Operating System - HP-UX
1832862 Members
2749 Online
110048 Solutions
New Discussion

Single bit error (SBE) event

 
mark.M
Frequent Advisor

Single bit error (SBE) event

Action : Contact your HP support representative to check the memory boards. Really?????
That repaired error bit rightly simply why be ?
How must you handle?




>------------ Event Monitoring Service Event Notification ------------<

Notification Time: Tue Aug 9 18:07:44 2005

server sent Event Monitor notification information:

/system/events/memory/49 is >= 4.
Its current value is CRITICAL(5).



Event data from monitor:

Event Time..........: Tue Aug 9 18:07:43 2005
Severity............: CRITICAL
Monitor.............: dm_memory
Event #.............: 4500
System..............: lion01

Summary:
Memory Event Type : Single bit error (SBE) event.
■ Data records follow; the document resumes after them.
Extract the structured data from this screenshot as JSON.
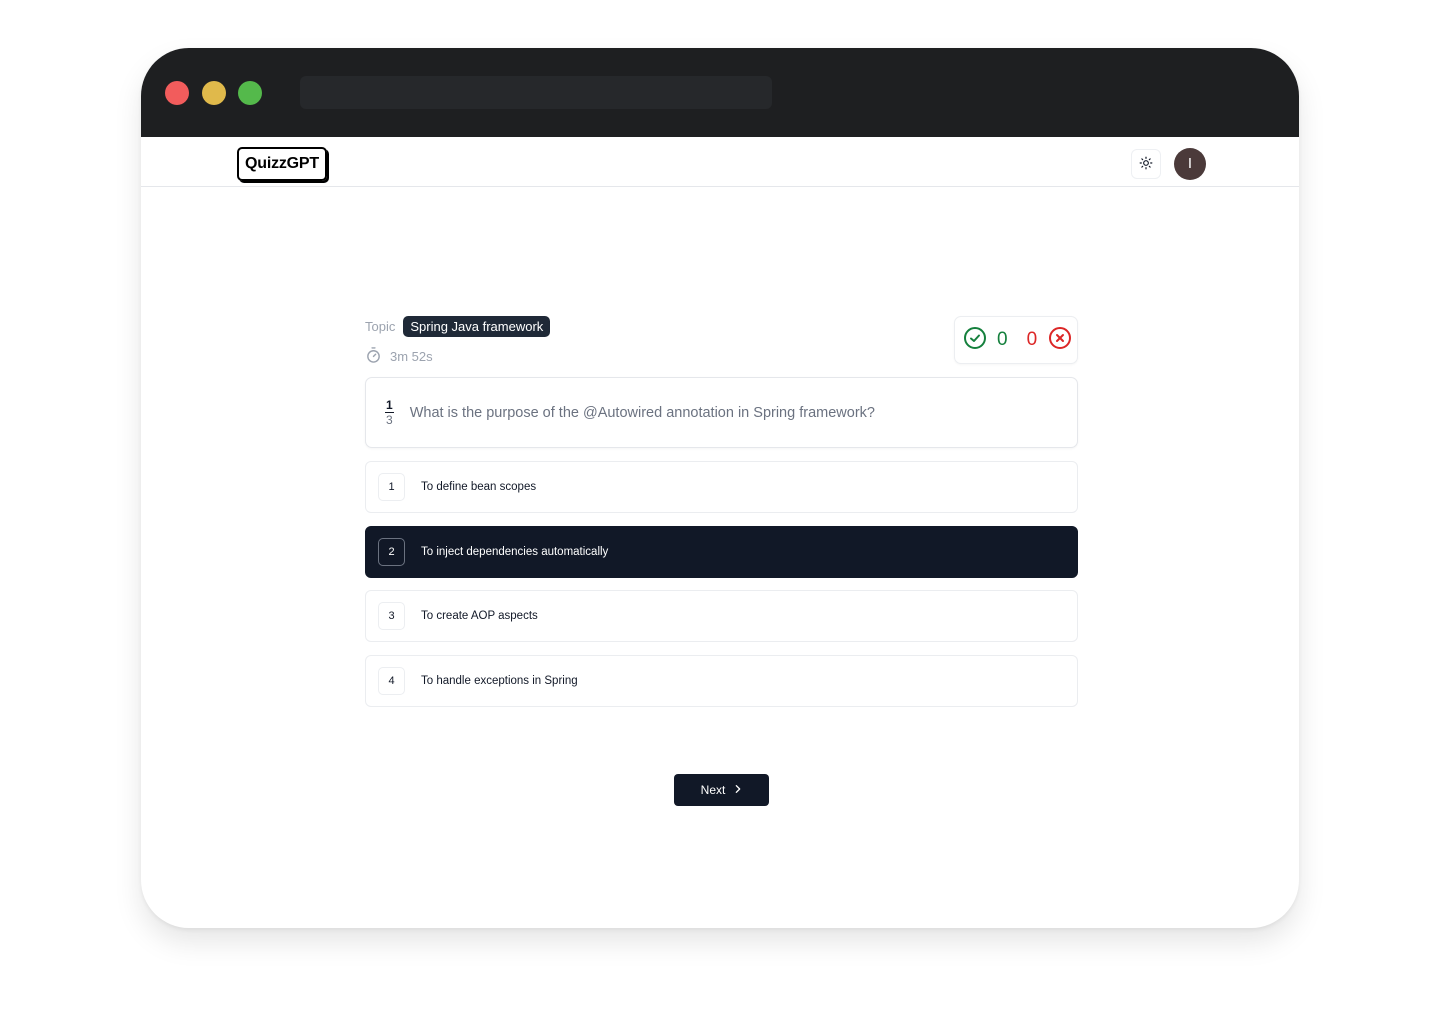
{
  "browser": {
    "url": ""
  },
  "navbar": {
    "logo": "QuizzGPT",
    "theme_toggle_icon": "sun-icon",
    "avatar_initial": "I"
  },
  "quiz": {
    "topic_label": "Topic",
    "topic": "Spring Java framework",
    "timer_icon": "stopwatch-icon",
    "elapsed": "3m 52s",
    "score": {
      "correct": "0",
      "wrong": "0",
      "correct_color": "#15803d",
      "wrong_color": "#dc2626"
    },
    "question": {
      "current": "1",
      "total": "3",
      "text": "What is the purpose of the @Autowired annotation in Spring framework?"
    },
    "options": [
      {
        "index": "1",
        "label": "To define bean scopes",
        "selected": false
      },
      {
        "index": "2",
        "label": "To inject dependencies automatically",
        "selected": true
      },
      {
        "index": "3",
        "label": "To create AOP aspects",
        "selected": false
      },
      {
        "index": "4",
        "label": "To handle exceptions in Spring",
        "selected": false
      }
    ],
    "next_label": "Next"
  }
}
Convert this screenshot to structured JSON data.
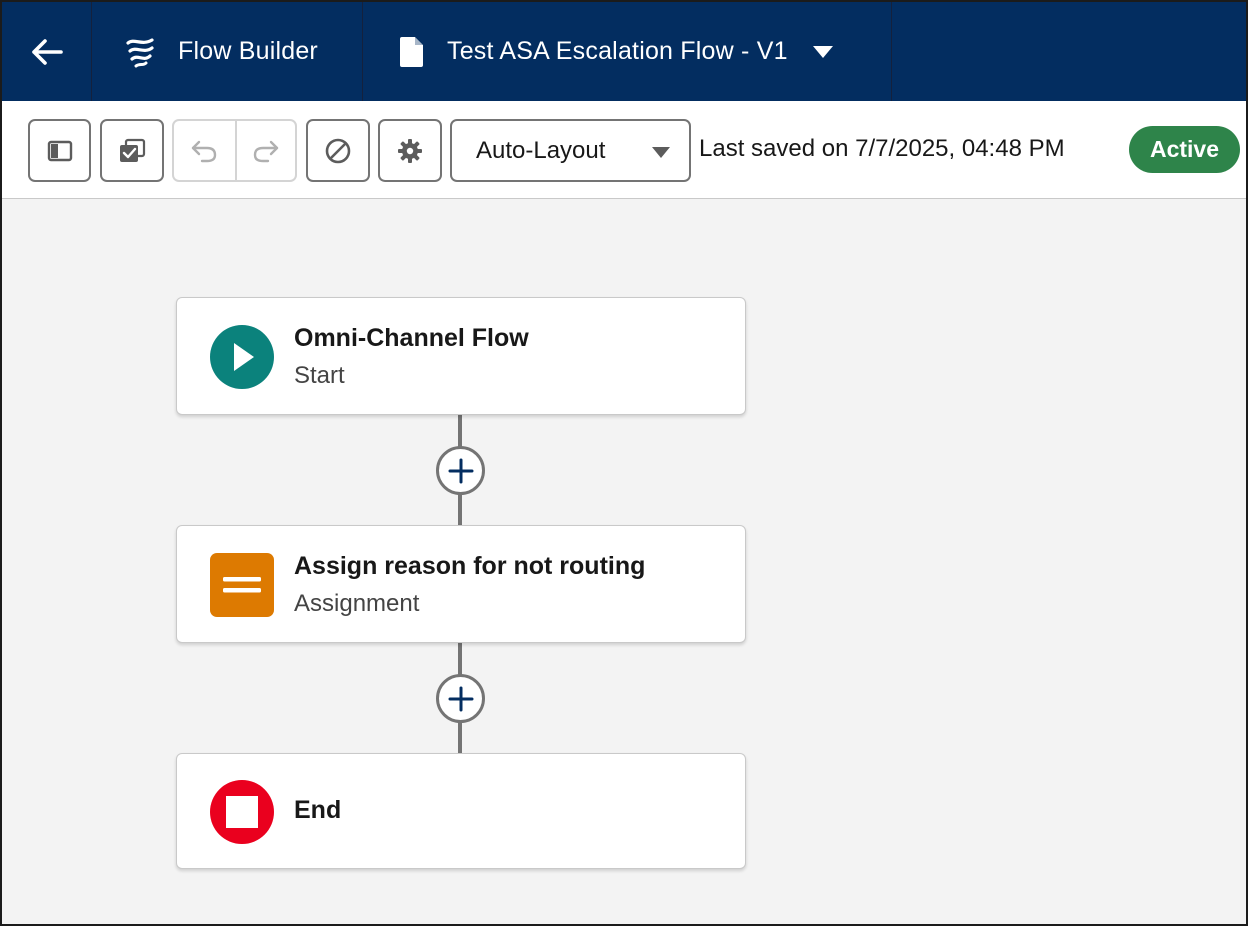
{
  "header": {
    "back_icon": "arrow-left-icon",
    "app_name": "Flow Builder",
    "app_icon": "flow-builder-logo-icon",
    "flow_name": "Test ASA Escalation Flow - V1",
    "flow_icon": "document-icon",
    "background_color": "#032d60"
  },
  "toolbar": {
    "buttons": [
      {
        "name": "toggle-panel",
        "icon": "panel-icon"
      },
      {
        "name": "check-flow",
        "icon": "checklist-icon"
      },
      {
        "name": "undo",
        "icon": "undo-icon",
        "disabled": true
      },
      {
        "name": "redo",
        "icon": "redo-icon",
        "disabled": true
      },
      {
        "name": "deactivate",
        "icon": "ban-icon"
      },
      {
        "name": "settings",
        "icon": "gear-icon"
      }
    ],
    "layout_mode": "Auto-Layout",
    "last_saved": "Last saved on 7/7/2025, 04:48 PM",
    "status": "Active",
    "status_color": "#2e844a"
  },
  "canvas": {
    "nodes": [
      {
        "title": "Omni-Channel Flow",
        "subtitle": "Start",
        "type": "start",
        "icon": "play-icon",
        "color": "#0b827c"
      },
      {
        "title": "Assign reason for not routing",
        "subtitle": "Assignment",
        "type": "assignment",
        "icon": "equals-icon",
        "color": "#dd7a01"
      },
      {
        "title": "End",
        "subtitle": "",
        "type": "end",
        "icon": "stop-icon",
        "color": "#ea001e"
      }
    ],
    "add_element_icon": "plus-icon"
  }
}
A correctable single
bit error has been detected and logged.


Description of Error:

The memory component:

Cell/Node: 0
MC/EXT: 0
DIMM: 0b

is experiencing an excessive number of single bit errors.
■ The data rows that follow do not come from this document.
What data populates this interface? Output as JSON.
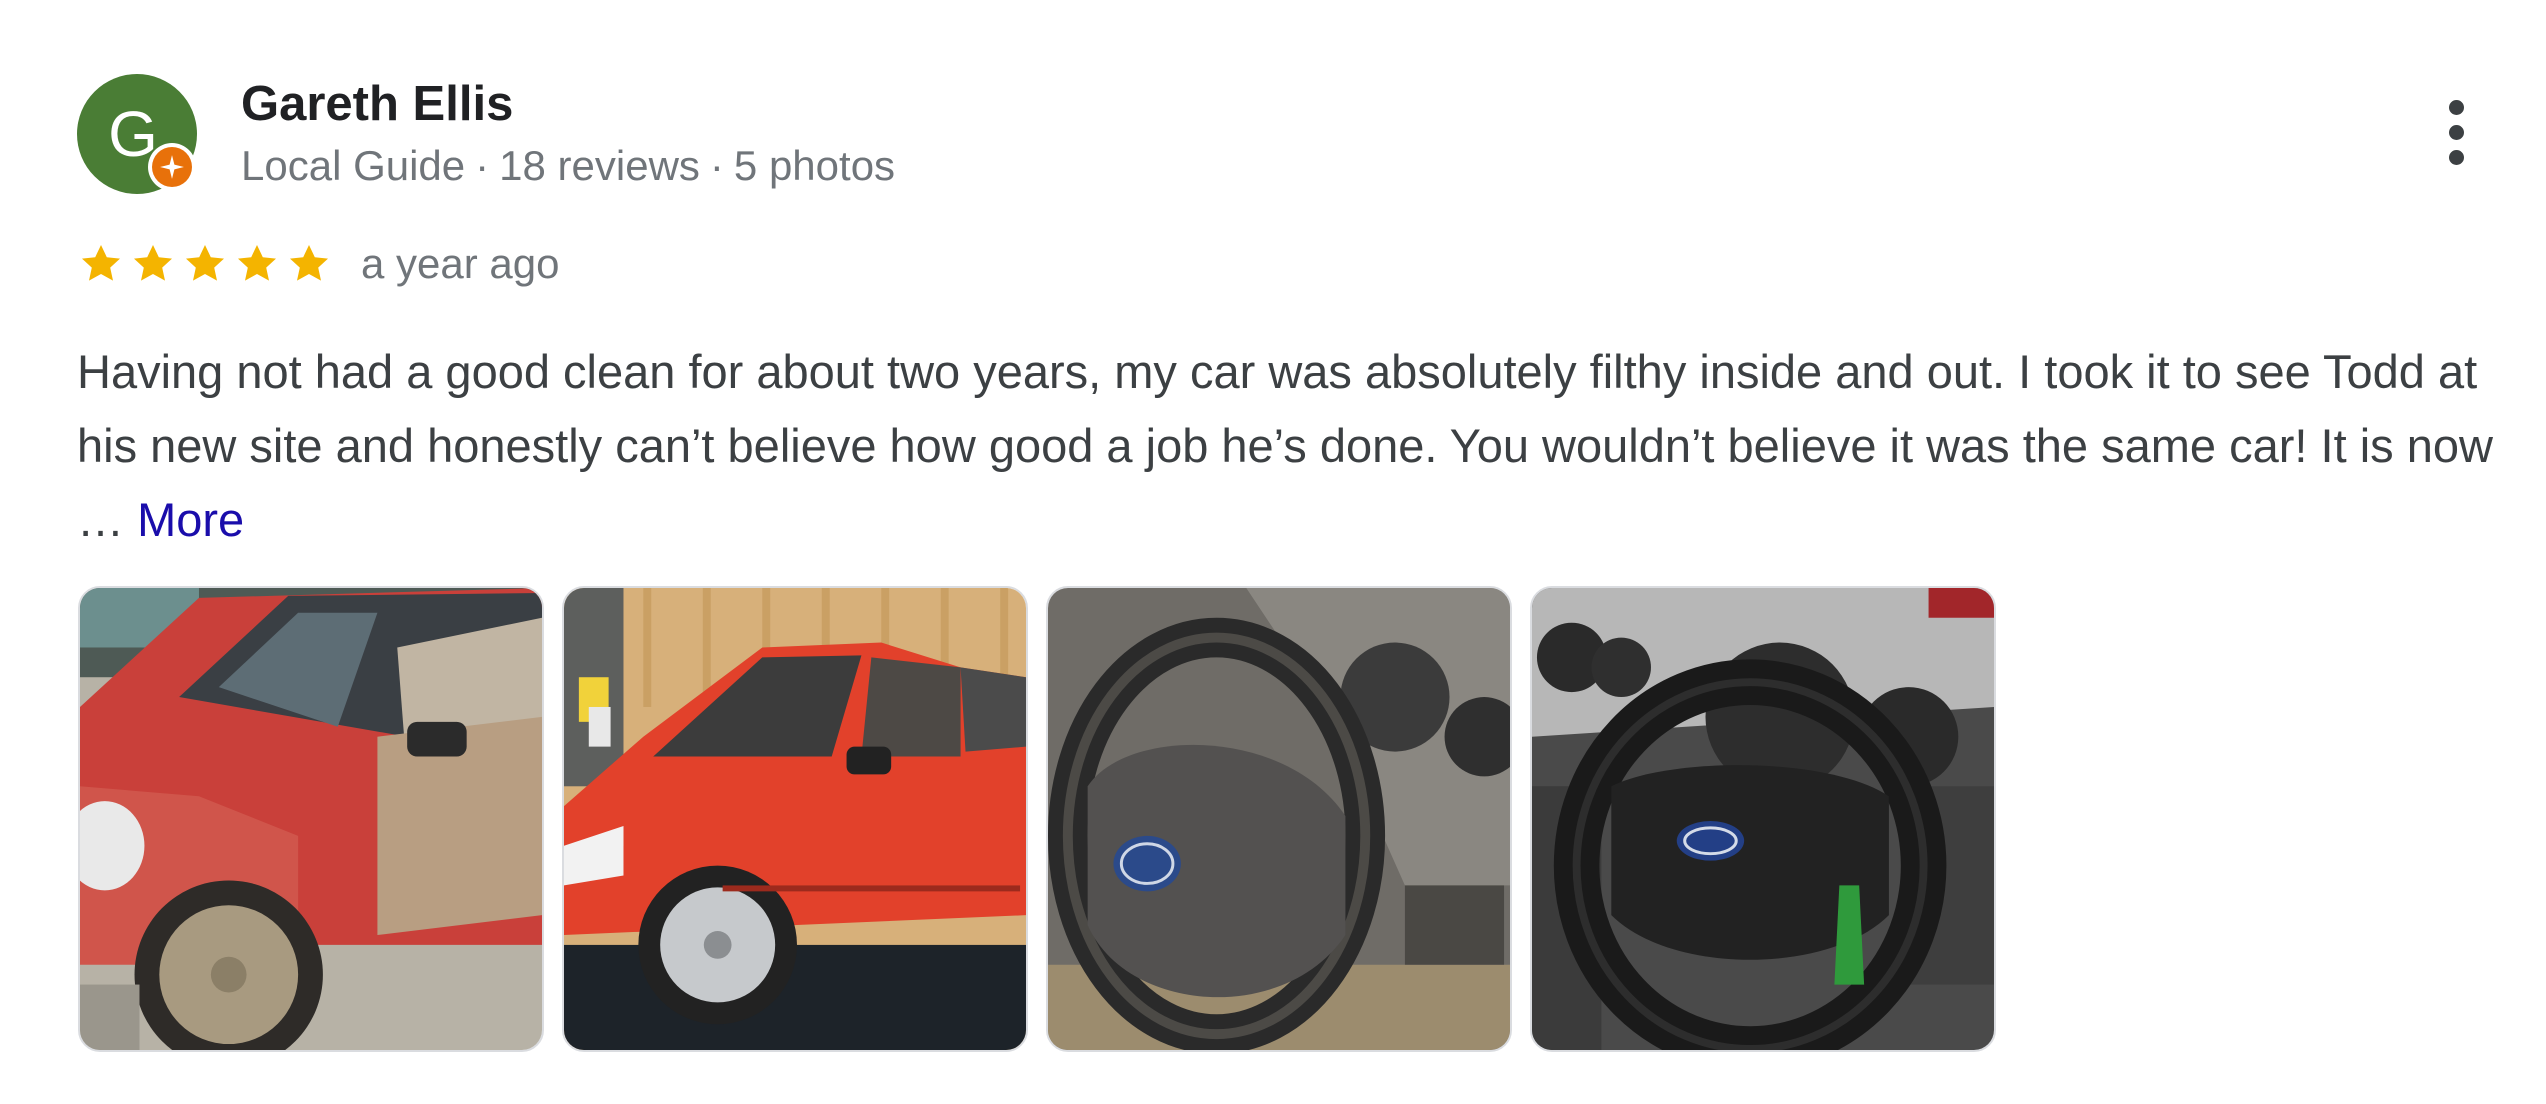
{
  "reviewer": {
    "avatar_letter": "G",
    "avatar_color": "#4a7d35",
    "badge_color": "#e8710a",
    "badge_icon": "local-guide-star-icon",
    "name": "Gareth Ellis",
    "meta": {
      "guide": "Local Guide",
      "separator": "·",
      "reviews": "18 reviews",
      "photos": "5 photos"
    }
  },
  "menu": {
    "icon": "more-vertical-icon"
  },
  "rating": {
    "stars": 5,
    "max": 5,
    "star_color": "#f4b400",
    "date": "a year ago"
  },
  "review": {
    "text": "Having not had a good clean for about two years, my car was absolutely filthy inside and out. I took it to see Todd at his new site and honestly can’t believe how good a job he’s done. You wouldn’t believe it was the same car! It is now …",
    "more_label": "More",
    "more_color": "#1a0dab"
  },
  "photos": [
    {
      "subject": "red car exterior before cleaning"
    },
    {
      "subject": "red car exterior after cleaning"
    },
    {
      "subject": "steering wheel before cleaning"
    },
    {
      "subject": "steering wheel after cleaning"
    }
  ]
}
Probable Cause / Recommended Action:

Although the single bit errors are being corrected, it is strongly advisable
to evaluate whether any memory replacement is warranted at this time. This
condition indicates a potential problem.

Additional Event Data:
System IP Address...: xx.xx.xx.xx
Event Id............: 0x42f8726000000000
Monitor Version.....: B.01.00
Event Class.........: I/O
Client Configuration File...........:
/var/stm/config/tools/monitor/default_dm_memory.clcfg
Client Configuration File Version...: A.01.00
Qualification criteria met.
Number of events..: 130
Received within...: 7 day(s)
Associated OS error log entry id(s):
None
Additional System Data:
System Model Number.............: 9000/800
EMS Version.....................: A.03.20
STM Version.....................: A.24.00
Latest information on this event:
http://docs.hp.com/hpux/content/hardware/ems/dm_memory.htm#4500

v-v-v-v-v-v-v-v-v-v-v-v-v D E T A I L S v-v-v-v-v-v-v-v-v-v-v-v-v



Component Data:
Message in ll_msg (set: 50 msg: 10) did not exist in catalog.
Catalog type is MONITOR_INFO
Catalog version is A.01.00
Module name is dm_memory
Message set number is 50
Message number is 10
Message size is 72
Message parameter 1:
Message parameter size = 12
Message parameter is a literal
Literal text is 49
Message in ll_msg (set: 50 msg: 11) did not exist in catalog.
Catalog type is MONITOR_INFO
Catalog version is A.01.00
Module name is dm_memory
Message set number is 50
Message number is 11
Message size is 72
Message parameter 1:
Message parameter size = 12
Message parameter is a literal
Literal text is 20


>---------- End Event Monitoring Service Event Notification ----------<
6 REPLIES 6
lawrenzo
Trusted Contributor

Re: Single bit error (SBE) event

indicating a possible memory issue with the hardware

check cstm:

echo "selclass qualifier memory;info;wait;infolog" | cstm

syslog and dmesg for further errors - if you have support contact HP and replace fauly memory
hello
Mel Burslan
Honored Contributor

Re: Single bit error (SBE) event

This is a no-worries kind of error unless the output you get from the cstm command from the previous post keeps changing and error counts get increasing constantly. If the error counts change by one every once in a blue moon, it really is not something to worry about. Otherwise, you really need to log a support call and in the call, give them the cstm output so that they can locate the module which is failing.
________________________________
UNIX because I majored in cryptology...
Joseph Loo
Honored Contributor

Re: Single bit error (SBE) event

hi,

not to worry, unless the error reported for the memory is exceeding thousands. refer to "Memory Error Log Summary" in stm for info.

for more info:

http://www2.itrc.hp.com/service/cki/docDisplay.do?docLocale=en_US&docId=200000080081538

sometimes, a reboot of the system does clear this error as it may be some application in the system which has cause problem during memory allocation process. but that do not happen too often.

regards.
what you do not see does not mean you should not believe
Sreedhar Nathani
Valued Contributor

Re: Single bit error (SBE) event

Hi,

SBE(Single Bit errors) are normally correctable errors by the hardware.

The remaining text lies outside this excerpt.